Saturday, July 25, 2015

Just say NO

Sometimes, you have to lower your expectations. Friends come and go and I am not sure if it is just myself being over the top or the people I am interacting with, but a lot of time I don't expect much because I hate relying on others for anything. I prefer to do things myself which can be both a good and bad thing. Sometimes I may find those people who would not mind me doing all of the work while others want to be involved and help out. There has to be some kind of balance and in this particular situation I am going to mention, I felt it coming.
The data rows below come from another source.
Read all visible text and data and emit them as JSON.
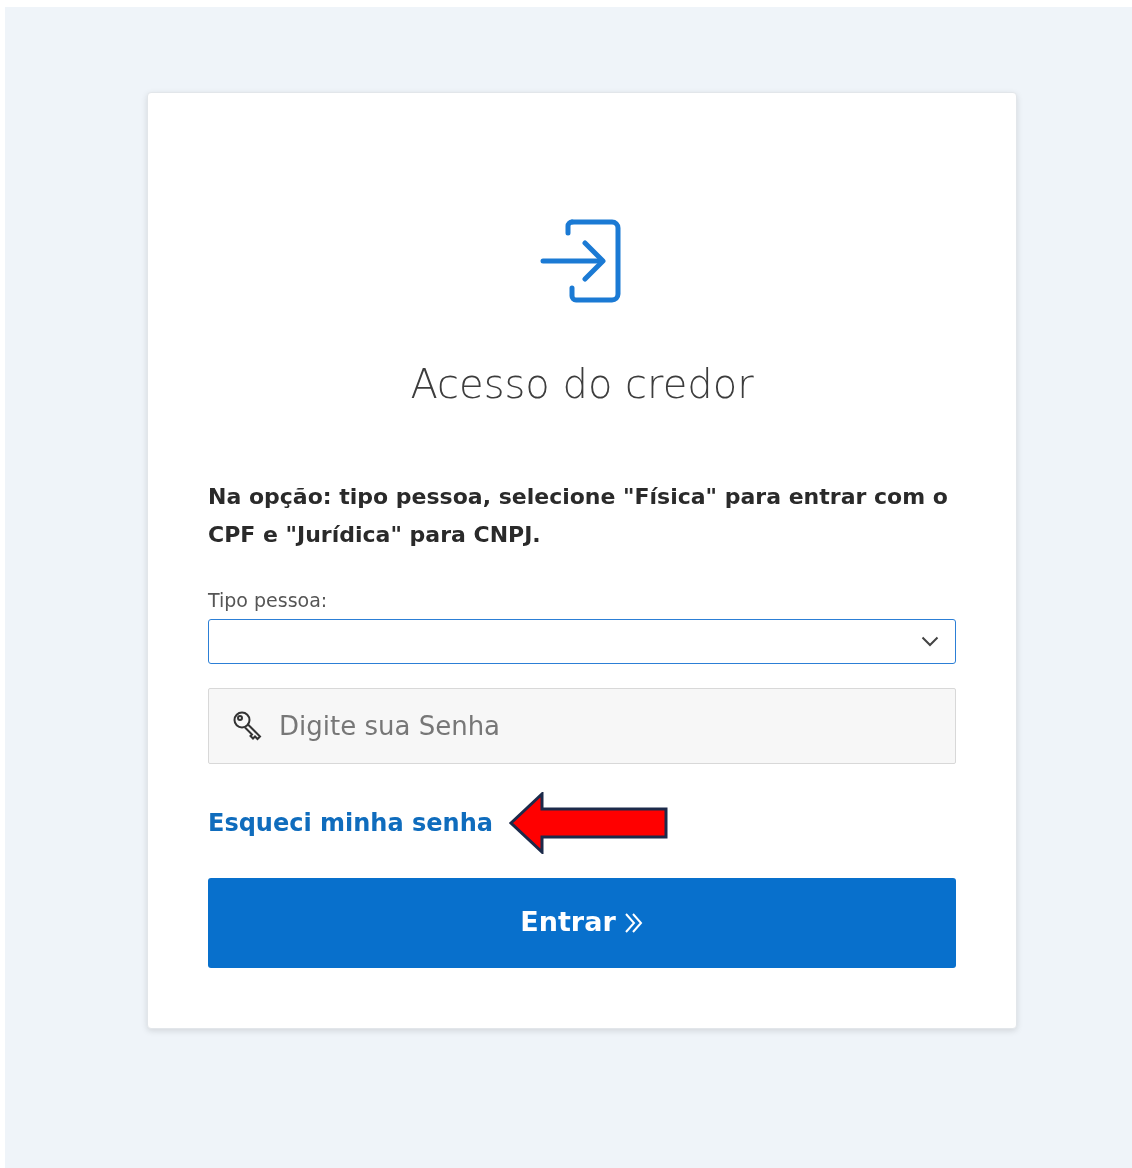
{
  "title": "Acesso do credor",
  "instruction": "Na opção: tipo pessoa, selecione \"Física\" para entrar com o CPF e \"Jurídica\" para CNPJ.",
  "person_type": {
    "label": "Tipo pessoa:"
  },
  "password": {
    "placeholder": "Digite sua Senha"
  },
  "forgot_link": "Esqueci minha senha",
  "submit_button": "Entrar"
}
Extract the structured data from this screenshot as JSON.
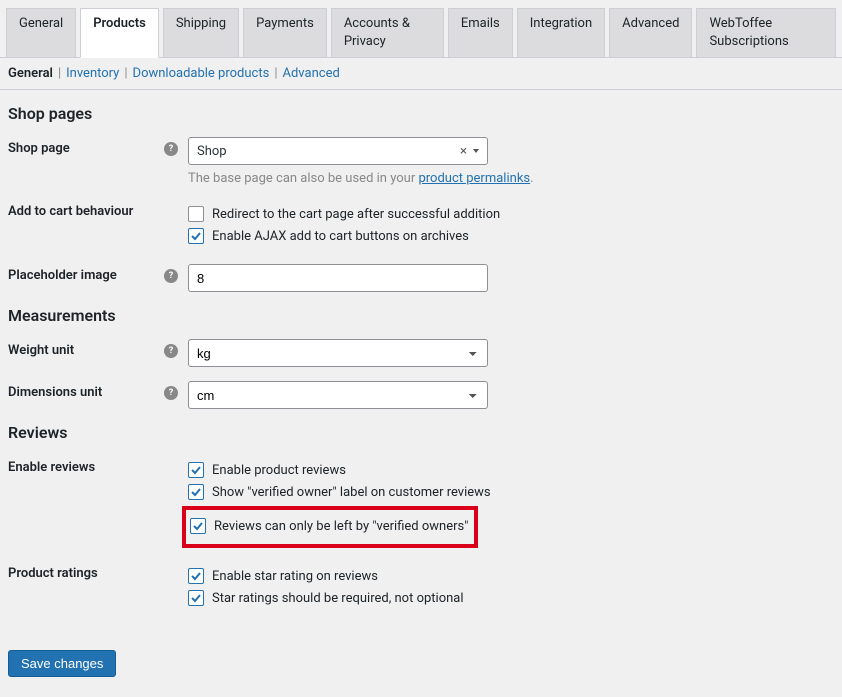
{
  "tabs": [
    {
      "label": "General"
    },
    {
      "label": "Products"
    },
    {
      "label": "Shipping"
    },
    {
      "label": "Payments"
    },
    {
      "label": "Accounts & Privacy"
    },
    {
      "label": "Emails"
    },
    {
      "label": "Integration"
    },
    {
      "label": "Advanced"
    },
    {
      "label": "WebToffee Subscriptions"
    }
  ],
  "active_tab": 1,
  "subtabs": [
    {
      "label": "General"
    },
    {
      "label": "Inventory"
    },
    {
      "label": "Downloadable products"
    },
    {
      "label": "Advanced"
    }
  ],
  "active_subtab": 0,
  "sections": {
    "shop_pages": "Shop pages",
    "measurements": "Measurements",
    "reviews": "Reviews"
  },
  "shop_page": {
    "label": "Shop page",
    "value": "Shop",
    "hint_prefix": "The base page can also be used in your ",
    "hint_link": "product permalinks",
    "hint_suffix": "."
  },
  "add_to_cart": {
    "label": "Add to cart behaviour",
    "redirect": {
      "checked": false,
      "label": "Redirect to the cart page after successful addition"
    },
    "ajax": {
      "checked": true,
      "label": "Enable AJAX add to cart buttons on archives"
    }
  },
  "placeholder": {
    "label": "Placeholder image",
    "value": "8"
  },
  "weight": {
    "label": "Weight unit",
    "value": "kg"
  },
  "dimensions": {
    "label": "Dimensions unit",
    "value": "cm"
  },
  "enable_reviews": {
    "label": "Enable reviews",
    "opt1": {
      "checked": true,
      "label": "Enable product reviews"
    },
    "opt2": {
      "checked": true,
      "label": "Show \"verified owner\" label on customer reviews"
    },
    "opt3": {
      "checked": true,
      "label": "Reviews can only be left by \"verified owners\""
    }
  },
  "ratings": {
    "label": "Product ratings",
    "opt1": {
      "checked": true,
      "label": "Enable star rating on reviews"
    },
    "opt2": {
      "checked": true,
      "label": "Star ratings should be required, not optional"
    }
  },
  "save_label": "Save changes"
}
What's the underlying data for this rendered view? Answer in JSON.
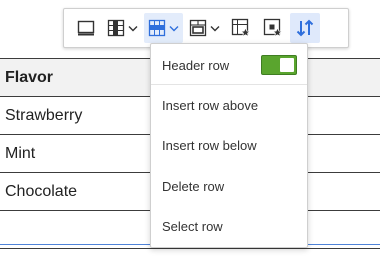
{
  "toolbar": {
    "buttons": [
      {
        "name": "table-properties-icon"
      },
      {
        "name": "column-icon"
      },
      {
        "name": "row-icon"
      },
      {
        "name": "merge-cells-icon"
      },
      {
        "name": "table-cell-properties-icon"
      },
      {
        "name": "cell-properties-icon"
      },
      {
        "name": "sort-icon"
      }
    ]
  },
  "table": {
    "header": "Flavor",
    "rows": [
      "Strawberry",
      "Mint",
      "Chocolate",
      ""
    ]
  },
  "row_menu": {
    "items": [
      {
        "label": "Header row",
        "toggle": true
      },
      {
        "label": "Insert row above"
      },
      {
        "label": "Insert row below"
      },
      {
        "label": "Delete row"
      },
      {
        "label": "Select row"
      }
    ]
  },
  "colors": {
    "accent": "#4f83d8",
    "switch_on": "#5aa52e",
    "icon": "#333333",
    "active_icon": "#2f6fdc"
  }
}
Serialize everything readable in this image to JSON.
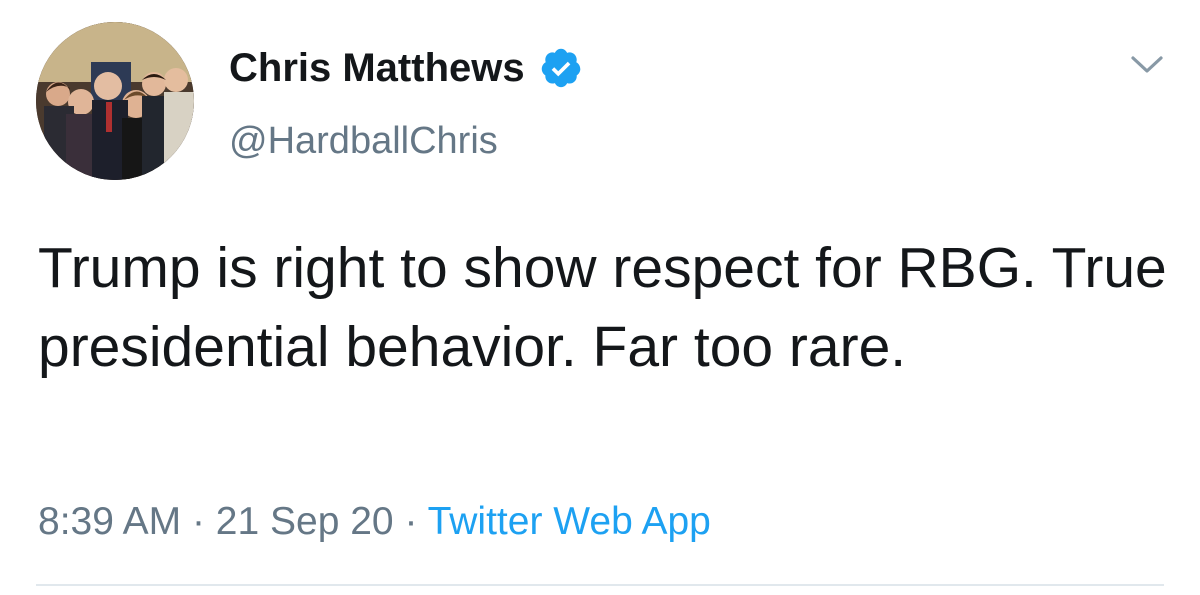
{
  "tweet": {
    "author": {
      "name": "Chris Matthews",
      "handle": "@HardballChris",
      "verified": true,
      "avatar_icon": "group-photo-avatar"
    },
    "text": "Trump is right to show respect for RBG. True presidential behavior. Far too rare.",
    "time": "8:39 AM",
    "date": "21 Sep 20",
    "separator": "·",
    "source": "Twitter Web App",
    "menu_icon": "chevron-down-icon"
  },
  "colors": {
    "text": "#14171a",
    "secondary": "#657786",
    "accent": "#1da1f2",
    "divider": "#e1e8ed"
  }
}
I have a friend who I have known for almost three years now. And I told him a few weeks ago I will be in San Francisco and we should meet up. He's all excited and up for it. Long story short, when I arrive, I text him letting him know and normally he responds within a reasonable time. I wait 2 days and no response. Texting is just one of those things where there can be some kind of miscommunication so instead of jumping to conclusions of asking "Why haven't you responded?" or "Have you received my text?" I text back again adding in some information. He tells me that he was sick but is feeling better at the moment. Personally, I found that a bit fishy, but I said hey let me let it slide. I pick a date for us to meet and he says "Sounds good" The week goes by and I wait till Friday to let him know that I am on the way to San Fran, he says "What's up?" as if he has forgotten about the plans. Sir, if you don't want to see me. That is fine. Say it. Man up. No hard feelings. So hours pass by and nothing. I tried calling him several times and he declined the first time because he was busy. The following time, he did not pick up. I texted him several times and no response neither. I am not sure if it was a bad day, if he was confused, if he forgot, hiding something, or just bailing out. I am upset, but had a feeling from the start that this was meant to happen. I am not too sure why, but it is once again a learning lesson.

Life Lesson: ?earn how to say no. I know many people are afraid to hurt feelings or want to please people or for whatever reason, but you can't do everything. Not everything will work out and that's ok. Not saying that you have to say no, but there's other ways to show your point across the spectrum. To this day, I still struggle to say no in certain situations, but I let he/she know through my words or actions that I have no interest in whatever it may be.

One thing to note, I really dislike making plans through texting because many times the directions are not clear. Either face to face or talking on the phone. Otherwise, forget it. I have a few friends who I would text them plans, but I do that because I know they understand me and we are at that level to make plans and possibly not have any issues. As for the guy I was attempting to meet...I am not too sure if he remembered/understood that I was serious. And I am not sure if I would want to speak with him again.